As the fifth lockdown ends in Victoria, Entwisle hopes people “remember their parks”, adding his team will be exploring how to place more emphasis on attending the gardens for physical activity.
It’s likely that, after exploring alternatives during COVID-19, some former gym-goers won’t go back. A RunRepeat survey, conducted in March 2021, found that of about 11,000 gym members globally, a quarter don’t intend on returning to their gym.
Of course, not all these people have taken up outdoor exercise. Some will have enjoyed the convenience of virtual exercise classes and fitness apps. US research by McKinsey and Company found that 70 per cent of people who have been working out online plan to continue.
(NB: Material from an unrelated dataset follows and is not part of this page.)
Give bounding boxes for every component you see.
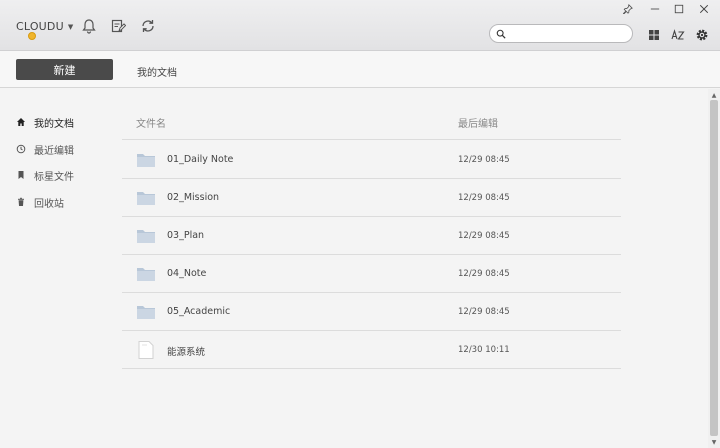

Barrie Elvish, chief executive of industry body Fitness Australia, isn’t concerned. He welcomes seeing more people get outside for their physical activity, adding there are some who would not have been exercising pre-pandemic.
Elvish believes that the changes triggered by COVID-19 will translate to more people signing on with a fitness trainer or studio.
During last year’s lockdowns, Elvish says Australian gyms reported losing about five per cent of members, but aside from the businesses in CBD areas where the workforce hadn’t returned, most clawed back with fresh members.
“At the end of the day you will have a fitter and more active Australian community,” he says.
“Some people who run, cycle, swim or walk will be happy just doing that, but others will graduate to other exercise modalities … Most people look to extend the personal challenge and might join a boot camp with a personal trainer, or go to a gym.”